アーシェは大人しくそれを一口飲み、気怠そうに目を開き、そして目の合った兵士ににっこりと微笑んだ。
兵士がその笑顔に惚けている間にヴァンは鍵を元に戻す。
「ありがとうございました、人が多くて気分が少し…」
「医務室に行かれますか?」
兵士はアーシェの手を取って立たせてくれた。
騙した事に罪悪感を覚えつつもアーシェはは大丈夫です、と微笑みを返す。
「ご親切にありがとうございました。」
兵士はアーシェに軽く敬礼をすると、持ち場に戻って行った。
アーシェも会釈をし、ヴァンも一緒に頭を下げた。が、背を向けた途端、
「おい、ちょっと待ってくれないか?」
二人はぎくり、と足と止める。
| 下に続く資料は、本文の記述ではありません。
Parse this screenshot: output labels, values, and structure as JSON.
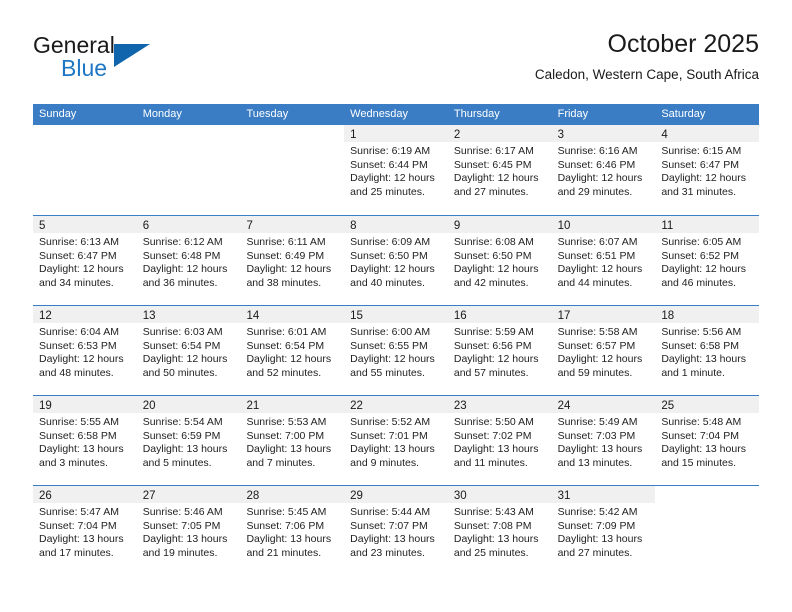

兵士が二人に歩み寄る。
「な…何か?」
アーシェはぎこちない笑顔で尋ねる。
「いや…あんた、ダルマスカの女王によく似てると思ってね。」
驚いて何かを口走ろうとするヴァンをアーシェは慌てて制して、
「光栄ですわ!陛下は救国の名君であらせられますもの。」
「女王もきれいな方だが、あんたも美人だ。そこを出た階段を降りた所にベンチがある。そこで少し休んで行くと良い。」
二人は礼を言うと、子供達を連れてそそくさと展示室を後にした。
展示室を出た途端、ヴァンが吹き出した。
「…うるさいわね。」
「だって…アーシェ…自分のこと…」
ヴァンは笑いを堪えるのに必死なようだ。
「なによ、ヴァンだって。」
「なんだよ。」
「何度も名前、呼び間違えそうになってたでしょ。それで怪しまれたかと思ったのよ。」
「あれくらいで分かりっこないって。とにかく…」
ヴァンは満足げに鞄をぽん、と叩く。